The full pattern is in Basic usage. The body:

onTurnComplete((turn) =>
Effect.sync(() => {
const calls = Turn.getToolCalls(turn)
// If the model did not ask for tools, this conversation is done.
if (calls.length === 0) return stop()
return Toolkit.run(toolkit, calls).pipe(
Toolkit.continueWithResults((results) =>
// Provider history needs both the function_call items and their outputs.
Turn.appendToHistory(state, turn, results.map(toToolCallOutput)),
),
)
}),
)

Turn.appendToHistory appends the turn’s items (including the ToolCalls themselves) and then the collected ToolCallOutputs. Both must be present for the model to see what it asked for and what came back.

Approval gating

For HITL, run stays the only executor. Approval helpers return plain data the recipe composes explicitly:

type ToolCallPlan = {
readonly approved: ReadonlyArray<ToolCall>
readonly rejected: ReadonlyArray<ToolResult>
}

HTTP/request-shaped flows use fromMap(predicate, approvals)(calls), which splits calls into approved and rejected up front:

const plan = fromMap(isSensitive, approvals)(calls)
const events = Stream.merge(
Toolkit.run(toolkit, plan.approved),
Stream.fromIterable(plan.rejected.map((result) => ToolEvent.Output({ result }))),
)

Long-lived queue flows use fromQueue(predicate, verdicts)(calls), which returns safe calls up front, an approvalRequests stream of ApprovalRequested events, and a decision stream for gated calls as verdicts arrive:

const { approved, decisions, approvalRequests } = yield * fromQueue(isSensitive, verdicts)(calls)
const events = Stream.merge(
approvalRequests,
Stream.merge(Toolkit.run(toolkit, approved), decisions.pipe(Stream.flatMap(decisionToEvents))),
)

Either way, every model-requested call receives a matching tool result in history. Full walkthrough in the Tool call approval recipe.

History reconciliation

Every provider rejects a new request if any prior function_call lacks a matching function_call_output. Flows that can be interrupted, restarted, or branched (HITL, mid-stream abort, checkpoints, stateless HTTP servers) need to detect orphans and synthesize closure outputs before submitting:

import { cancelAllPending, findUnansweredCalls, isReconciled } from "@effect-uai/core/HistoryCheck"
const closures = cancelAllPending(history, "user moved on")
const reconciled = [...history, ...closures.map(toToolCallOutput)]
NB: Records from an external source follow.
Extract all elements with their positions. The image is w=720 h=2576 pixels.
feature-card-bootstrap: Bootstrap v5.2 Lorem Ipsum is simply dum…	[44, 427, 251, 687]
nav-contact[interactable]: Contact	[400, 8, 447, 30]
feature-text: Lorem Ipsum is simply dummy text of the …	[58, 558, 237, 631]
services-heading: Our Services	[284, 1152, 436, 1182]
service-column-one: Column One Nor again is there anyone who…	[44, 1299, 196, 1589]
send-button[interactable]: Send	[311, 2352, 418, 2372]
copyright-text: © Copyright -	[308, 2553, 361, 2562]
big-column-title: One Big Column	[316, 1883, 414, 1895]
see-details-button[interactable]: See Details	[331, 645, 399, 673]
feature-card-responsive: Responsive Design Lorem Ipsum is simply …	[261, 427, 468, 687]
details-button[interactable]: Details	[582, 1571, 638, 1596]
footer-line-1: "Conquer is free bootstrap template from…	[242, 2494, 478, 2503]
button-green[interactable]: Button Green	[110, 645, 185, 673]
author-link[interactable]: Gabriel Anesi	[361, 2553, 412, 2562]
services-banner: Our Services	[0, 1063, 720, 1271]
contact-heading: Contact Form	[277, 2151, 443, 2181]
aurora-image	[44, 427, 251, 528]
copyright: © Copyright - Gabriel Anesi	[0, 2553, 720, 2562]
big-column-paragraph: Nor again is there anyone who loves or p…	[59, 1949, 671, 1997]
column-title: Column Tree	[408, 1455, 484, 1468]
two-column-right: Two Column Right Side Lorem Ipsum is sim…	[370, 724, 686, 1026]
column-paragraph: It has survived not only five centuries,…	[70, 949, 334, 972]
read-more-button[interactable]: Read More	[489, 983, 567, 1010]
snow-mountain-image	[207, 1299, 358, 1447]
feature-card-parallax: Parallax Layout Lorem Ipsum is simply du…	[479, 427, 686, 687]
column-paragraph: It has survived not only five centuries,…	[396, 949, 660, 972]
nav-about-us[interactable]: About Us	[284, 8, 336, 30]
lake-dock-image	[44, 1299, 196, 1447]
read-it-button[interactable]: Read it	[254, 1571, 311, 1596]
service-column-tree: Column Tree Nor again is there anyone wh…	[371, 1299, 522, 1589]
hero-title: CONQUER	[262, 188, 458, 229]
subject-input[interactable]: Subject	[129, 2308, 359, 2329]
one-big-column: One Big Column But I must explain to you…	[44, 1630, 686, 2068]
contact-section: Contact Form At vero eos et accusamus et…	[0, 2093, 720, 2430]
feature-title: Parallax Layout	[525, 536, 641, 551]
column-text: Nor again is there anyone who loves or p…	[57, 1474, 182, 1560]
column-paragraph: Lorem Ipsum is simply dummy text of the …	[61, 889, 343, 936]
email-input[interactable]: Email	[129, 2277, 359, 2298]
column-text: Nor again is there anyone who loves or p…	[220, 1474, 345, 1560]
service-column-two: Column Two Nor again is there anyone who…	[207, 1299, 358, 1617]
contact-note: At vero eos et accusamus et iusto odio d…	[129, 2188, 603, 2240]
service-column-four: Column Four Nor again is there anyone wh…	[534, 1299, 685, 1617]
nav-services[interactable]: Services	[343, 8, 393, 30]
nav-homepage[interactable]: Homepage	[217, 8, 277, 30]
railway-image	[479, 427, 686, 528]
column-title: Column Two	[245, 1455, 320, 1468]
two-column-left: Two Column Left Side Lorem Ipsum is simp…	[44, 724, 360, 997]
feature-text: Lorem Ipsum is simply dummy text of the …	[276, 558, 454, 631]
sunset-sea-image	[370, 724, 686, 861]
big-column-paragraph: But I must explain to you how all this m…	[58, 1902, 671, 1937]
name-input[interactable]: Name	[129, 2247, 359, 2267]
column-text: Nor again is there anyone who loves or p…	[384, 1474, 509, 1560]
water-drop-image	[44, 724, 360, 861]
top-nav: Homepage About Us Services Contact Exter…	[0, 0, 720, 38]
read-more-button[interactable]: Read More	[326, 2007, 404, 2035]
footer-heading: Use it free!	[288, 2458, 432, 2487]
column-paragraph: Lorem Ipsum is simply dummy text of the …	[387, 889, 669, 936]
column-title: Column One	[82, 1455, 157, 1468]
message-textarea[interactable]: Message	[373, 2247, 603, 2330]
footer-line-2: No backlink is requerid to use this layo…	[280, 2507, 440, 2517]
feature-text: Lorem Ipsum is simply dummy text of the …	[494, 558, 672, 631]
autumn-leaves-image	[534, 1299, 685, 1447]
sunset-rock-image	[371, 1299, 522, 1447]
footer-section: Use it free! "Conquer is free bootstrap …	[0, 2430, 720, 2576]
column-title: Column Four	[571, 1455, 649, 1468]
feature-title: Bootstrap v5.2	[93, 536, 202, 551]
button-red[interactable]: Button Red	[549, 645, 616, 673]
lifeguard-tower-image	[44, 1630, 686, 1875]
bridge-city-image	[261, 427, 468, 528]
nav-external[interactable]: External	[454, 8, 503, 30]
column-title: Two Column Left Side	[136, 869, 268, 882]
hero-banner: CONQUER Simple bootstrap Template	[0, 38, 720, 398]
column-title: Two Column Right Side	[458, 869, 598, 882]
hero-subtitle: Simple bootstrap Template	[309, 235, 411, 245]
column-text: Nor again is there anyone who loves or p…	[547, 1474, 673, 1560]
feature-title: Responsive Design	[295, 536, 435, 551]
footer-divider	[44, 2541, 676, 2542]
Call these at known transition points; not from inside the loop.

What’s not built in

  • No retry policies: wrap tool.run with Effect.retry.
  • No per-tool timeout: compose with Effect.timeout.
  • No magic history reconciliation: cancelAllPending is explicit.

Policy decisions stay in the recipe; the primitives give you the seam.